Des inconnus invités à participer à ce qui semble être une simple séance de jeu en groupe, mais qui tourne rapidement à la lutte de pouvoir et au conflit: pour son oeuvre Il fera trop froid, l’auteur et metteur en scène Thomas Duret propose une réflexion sur le leadership et sur la pente glissante vers le contrôle, voire le totalitarisme. Rencontre.
« La première idée date de 2017, quand j’avais envie de travailler sur des manifestes d’hommes politiques fascistes, puis de proposer un contraste avec cela en mettant en scène des jeux de camp de jour », explique M. Duret en entrevue.
« Simplement pour le plaisir de voir ce que cela donne, sur scène, lorsque je réunis deux esthétiques complètement différentes. »
Selon M. Duret, « nous nous sommes rendu compte que le résultat était quand même assez intéressants, parce que certaines choses s’imbriquent assez bien, entre elles; oui, nous jouons à des jeux de camp de jour, oui nous avons des extraits de textes fascistes que j’avais sélectionnés… ».
Ainsi, en perdant un jeu, les participants recevaient une punition physique, soit l’obligation, par exemple, d’effectuer des push-ups. « Nous nous sommes rendus compte que cela donnait quelque chose d’intéressant, et j’ai voulu poursuivre cela », mentionne l’auteur et metteur en scène.
Il aura toutefois fallu plusieurs années avant de non seulement parvenir à la version actuelle du texte de la pièce, mais aussi pour obtenir le financement nécessaire à la présentation de l’oeuvre.
Ironiquement, reconnaît M. Duret, entre sa première version de son idée théâtrale et la proposition qui sera offerte aux spectateurs du 21 janvier au 1er février prochain, à la Cité des hospitalières, Donald Trump aura eu le temps de compléter son premier mandat présidentiel, de perdre contre Joe Biden, puis de revenir au pouvoir. Un moment idéal, donc, pour parler de l’influence du fascisme dans la société et de la facilité avec laquelle ce courant extrémiste peut gagner des adeptes et sembler soudainement fort attrayant pour l’individu moyen.
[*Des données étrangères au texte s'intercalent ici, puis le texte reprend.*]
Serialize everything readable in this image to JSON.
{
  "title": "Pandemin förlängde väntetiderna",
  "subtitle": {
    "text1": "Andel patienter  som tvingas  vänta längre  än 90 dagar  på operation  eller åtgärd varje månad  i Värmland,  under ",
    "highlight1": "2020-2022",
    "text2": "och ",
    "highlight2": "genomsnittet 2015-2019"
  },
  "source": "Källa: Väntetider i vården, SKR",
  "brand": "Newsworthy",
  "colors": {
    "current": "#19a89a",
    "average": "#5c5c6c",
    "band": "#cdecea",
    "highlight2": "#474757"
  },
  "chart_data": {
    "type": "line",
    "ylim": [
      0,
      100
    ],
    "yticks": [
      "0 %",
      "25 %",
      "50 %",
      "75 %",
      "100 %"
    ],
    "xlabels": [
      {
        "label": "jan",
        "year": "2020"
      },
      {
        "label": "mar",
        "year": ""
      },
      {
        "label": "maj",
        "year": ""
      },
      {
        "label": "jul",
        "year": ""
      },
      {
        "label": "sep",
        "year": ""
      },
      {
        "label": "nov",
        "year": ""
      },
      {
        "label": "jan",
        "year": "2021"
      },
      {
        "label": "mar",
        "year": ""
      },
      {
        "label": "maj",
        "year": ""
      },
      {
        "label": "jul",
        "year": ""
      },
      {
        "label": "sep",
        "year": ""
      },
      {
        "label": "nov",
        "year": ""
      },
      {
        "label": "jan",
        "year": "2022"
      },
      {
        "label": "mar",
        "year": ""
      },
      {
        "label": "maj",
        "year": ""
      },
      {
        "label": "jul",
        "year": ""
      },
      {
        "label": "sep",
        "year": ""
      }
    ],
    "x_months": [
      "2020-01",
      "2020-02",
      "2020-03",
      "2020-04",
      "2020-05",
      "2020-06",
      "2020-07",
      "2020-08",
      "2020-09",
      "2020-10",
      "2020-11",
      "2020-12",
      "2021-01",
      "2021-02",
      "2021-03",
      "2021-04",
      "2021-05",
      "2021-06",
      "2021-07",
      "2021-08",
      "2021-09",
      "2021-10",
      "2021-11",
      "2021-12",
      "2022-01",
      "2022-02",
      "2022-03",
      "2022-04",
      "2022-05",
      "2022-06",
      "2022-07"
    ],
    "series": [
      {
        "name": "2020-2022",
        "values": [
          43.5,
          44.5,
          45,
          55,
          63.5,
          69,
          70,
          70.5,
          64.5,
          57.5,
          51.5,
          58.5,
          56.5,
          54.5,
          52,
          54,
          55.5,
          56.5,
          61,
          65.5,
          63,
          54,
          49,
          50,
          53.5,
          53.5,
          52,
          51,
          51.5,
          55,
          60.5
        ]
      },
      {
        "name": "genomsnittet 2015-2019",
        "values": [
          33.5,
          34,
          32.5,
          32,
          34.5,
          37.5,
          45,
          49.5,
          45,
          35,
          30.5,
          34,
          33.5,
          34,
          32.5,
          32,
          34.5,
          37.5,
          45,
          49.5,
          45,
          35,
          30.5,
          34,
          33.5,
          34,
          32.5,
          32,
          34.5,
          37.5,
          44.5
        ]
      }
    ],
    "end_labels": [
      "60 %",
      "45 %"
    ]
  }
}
« Une dynamique particulière »
Toujours selon M. Duret, sa proposition a ceci d’intéressant « qu’il y a quelque chose de plus, en dehors du texte, qui mérite d’être travaillé ». Une « dynamique particulière » qui apparaît quasiment spontanément, lorsque vient par exemple le temps de distribuer des points à la fin de l’un de ces jeux de camp de jour. Au-delà des textes, les acteurs semblent se prendre rapidement au jeu pour tenter de l’emporter, dit-il.
« La prémisse consiste à voir comment des tensions, des discours et des idéologies peuvent naître à partir de presque rien », mentionne encore Thomas Duret.
Le fait de présenter le spectacle, qui se déroule dans une salle communautaire, dans l’une des salles communautaires, justement, de la Cité des hospitalières, n’est pas non plus un hasard. M. Duret souligne ainsi avoir voulu présenter son oeuvre in sitù, en-dehors des salles traditionnelles. Sans aucun doute pour mieux placer les spectateurs dans l’ambiance de sa création, d’abord, mais aussi, dit-il, pour garder vivante cette idée de pouvoir présenter de l’art partout, tout le temps.
Cette volonté de sortir un peu des sentiers battus vient avec un coût plus élevé, reconnaît par ailleurs l’auteur et metteur en scène. S’éloigner du cadre de diffusion traditionnel des oeuvres théâtrales fait en sorte qu’Il fera trop froid ne coche pas toutes les cases permettant d’obtenir du financement, par exemple. Et dans un milieu déjà exsangue, M. Duret dit craindre la disparition de ce théâtre un peu sauvage, de cette possibilité de faire éclater les « murs » qui contiennent habituellement les pièces de théâtre.
À l’aube de la deuxième présidence Trump, et dans le contexte d’effritement généralisé de nos démocraties, Thomas Duret cherche encore et toujours à comprendre ce poison qui semble si aisément trouver le chemin de nos veines.